Morphologically, two types of negative indefinites are distinguished: morphologically negative ones and morphologically non-negative ones. Morphologically negative n- indefinites are assumed to arise via negative absorption, either of a clausal negator, a negative scalar focus particle, a non-verbal negator or a negative existential verb. Absorption of a clausal negator is by far the most frequent type. Morphologically non- negative n-indefinites arise via the quantifier cycle, which refers to the semantic change that indefinites can undergo from non-negative elements to negative ones. With respect to the interaction between clausal negation and the diachrony of negative indefinites, negative absorption leads to the dispreferred strategy, which is predicted to be restored. Restoration is more often found in languages with indefinites that have absorbed negative scalar focus particles than in languages with indefinites that have absorbed clausal negation. A low degree of lexicalization can be assumed for the indefinites in those languages in which restoration has not taken place. The other pattern leading to the dispreferred negative quantifier strategy, viz. the Jespersen Cycle, is predicted to be very rare and perhaps even restricted to Europe.
On the basis of similarities between the negative concord and double clausal negation, a relation has been claimed to exist between the two phenomena. Negative concord has been claimed to be a condition for double clausal negation. This claim is refuted. The sample languages show that negative concord and double clausal negation are basically unrelated phenomena, which can in certain cases exhibit an interesting interaction.

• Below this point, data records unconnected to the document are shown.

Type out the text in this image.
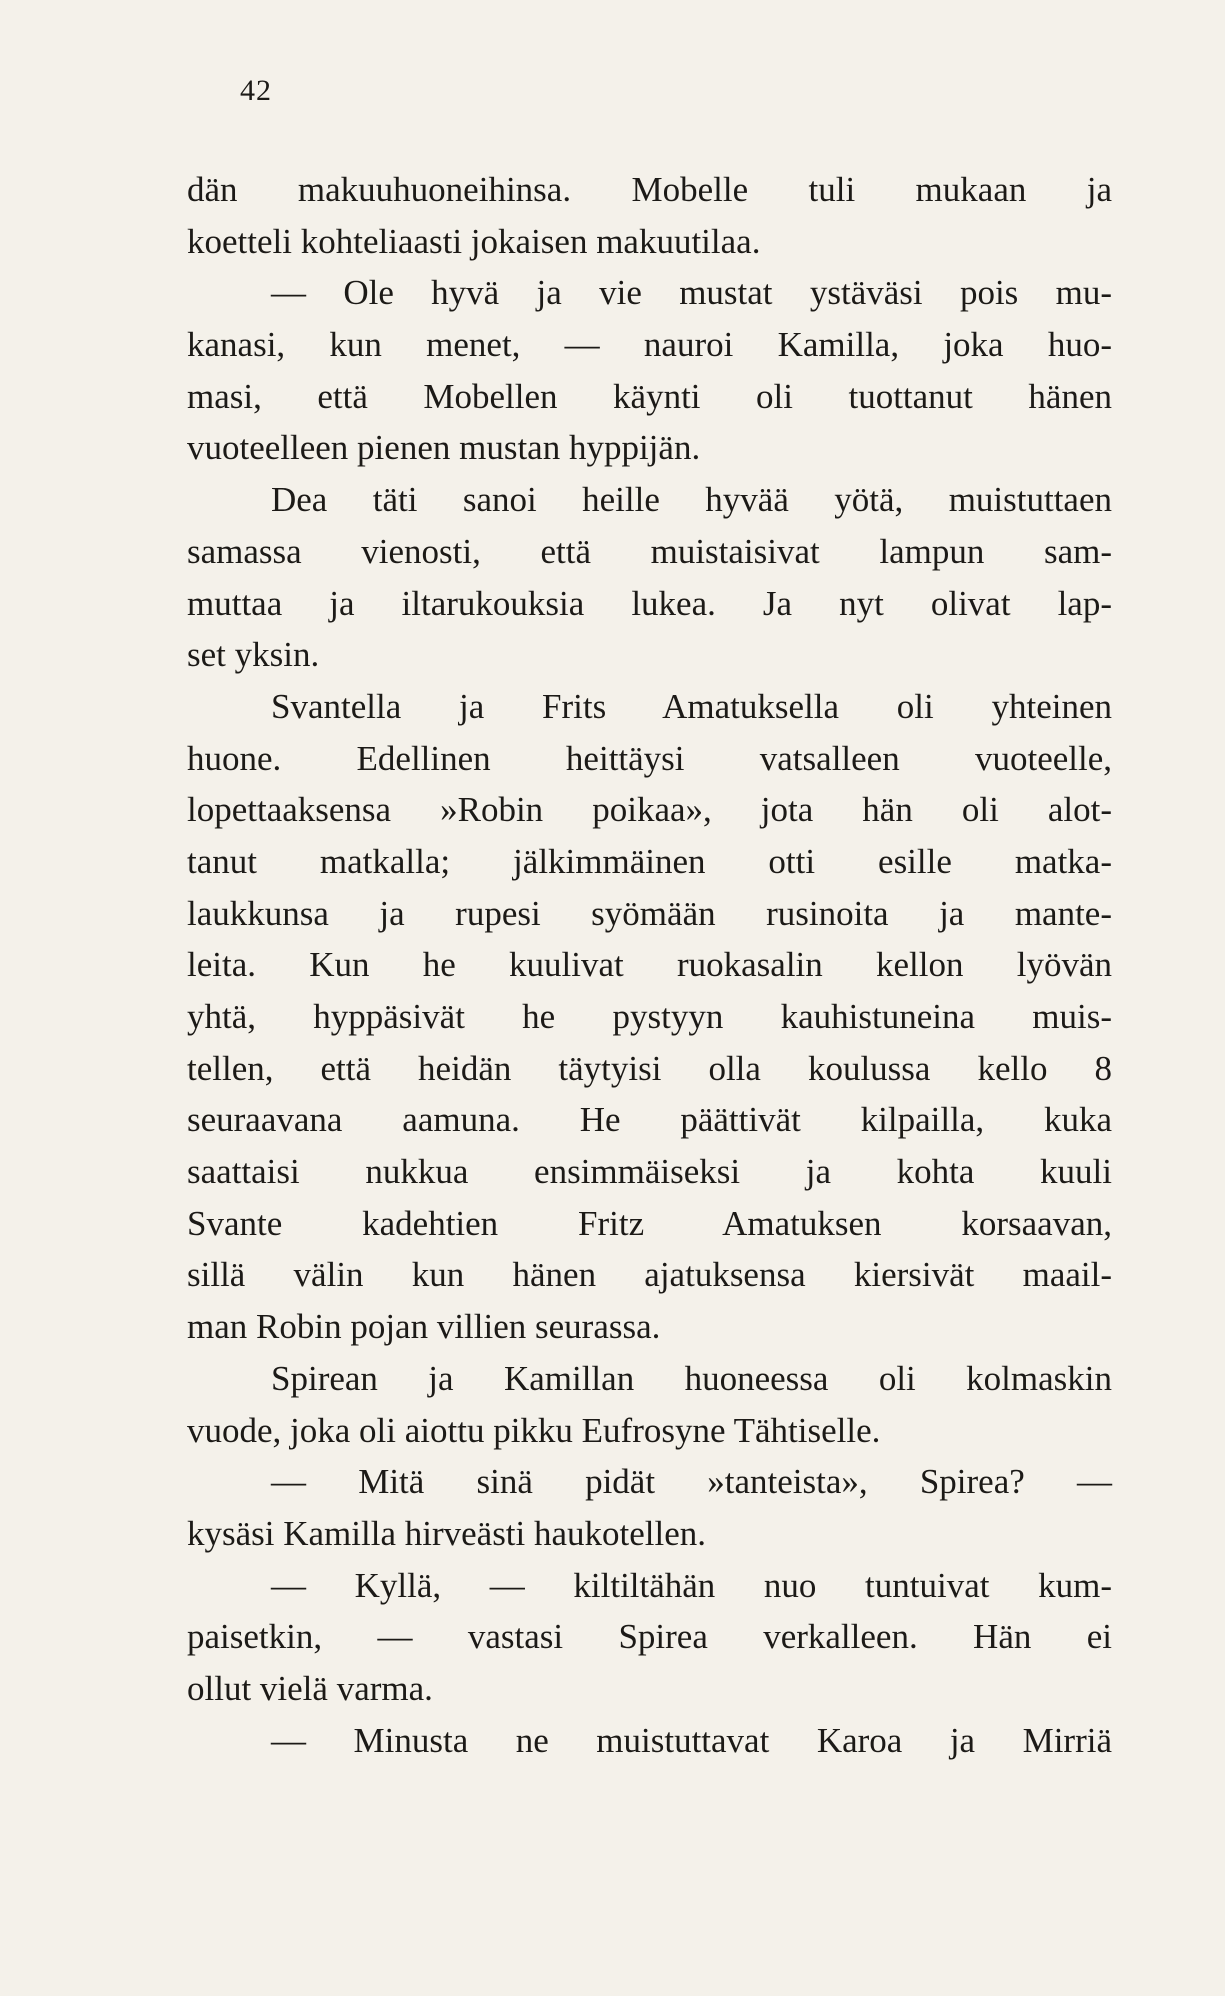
42
dän makuuhuoneihinsa. Mobelle tuli mukaan ja
koetteli kohteliaasti jokaisen makuutilaa.
— Ole hyvä ja vie mustat ystäväsi pois mu-
kanasi, kun menet, — nauroi Kamilla, joka huo-
masi, että Mobellen käynti oli tuottanut hänen
vuoteelleen pienen mustan hyppijän.
Dea täti sanoi heille hyvää yötä, muistuttaen
samassa vienosti, että muistaisivat lampun sam-
muttaa ja iltarukouksia lukea. Ja nyt olivat lap-
set yksin.
Svantella ja Frits Amatuksella oli yhteinen
huone. Edellinen heittäysi vatsalleen vuoteelle,
lopettaaksensa »Robin poikaa», jota hän oli alot-
tanut matkalla; jälkimmäinen otti esille matka-
laukkunsa ja rupesi syömään rusinoita ja mante-
leita. Kun he kuulivat ruokasalin kellon lyövän
yhtä, hyppäsivät he pystyyn kauhistuneina muis-
tellen, että heidän täytyisi olla koulussa kello 8
seuraavana aamuna. He päättivät kilpailla, kuka
saattaisi nukkua ensimmäiseksi ja kohta kuuli
Svante kadehtien Fritz Amatuksen korsaavan,
sillä välin kun hänen ajatuksensa kiersivät maail-
man Robin pojan villien seurassa.
Spirean ja Kamillan huoneessa oli kolmaskin
vuode, joka oli aiottu pikku Eufrosyne Tähtiselle.
— Mitä sinä pidät »tanteista», Spirea? —
kysäsi Kamilla hirveästi haukotellen.
— Kyllä, — kiltiltähän nuo tuntuivat kum-
paisetkin, — vastasi Spirea verkalleen. Hän ei
ollut vielä varma.
— Minusta ne muistuttavat Karoa ja Mirriä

The sample languages that do not have negative indefinites use non-negative forms to convey negated indefiniteness. The typology suggested here is based on Kahrel (1996), but adds some finer distinctions. In particular, I added a strategy for languages that use the same forms for universal quantification and negative quantification. This type is found in African languages. I also tried to find out whether a language uses a negative polarity indefinite or a non-specific indefinite, in case it uses a ‘special indefinite’ in negation (terminology of Kahrel (1996)). If a language uses a polarity-sensitive indefinite, it mostly seems to concern a negative polarity item rather than a non-specific indefinite.
Apart from a typology of indefinites in negation, this dissertation proposes a new map to cover the cross-linguistic variation in the functional distribution of indefinite pronouns. The map remedies some of the problems of the map suggested in Haspelmath (1997). On this new map, I tried to consistently map meanings and contexts to yield functions that correspond to meanings-in-context. It is different in four main respects. Firstly, it takes into account the lexical semantics of indefinites. Widening and non-widening indefinites are distinguished. Widening indefinites are shown to functionally differ from non-widening indefinites when used in identical contexts. Secondly, unlike Haspelmath’s map, the map allows one to categorize an indefinite as a negative indefinite, despite possible non-negative uses. Thirdly, it adds a function for universal quantification. Fourthly, it maps indiscriminacy readings of free choice items.
The new map is taken to the test on the basis of a biased convenience sample of 20 languages.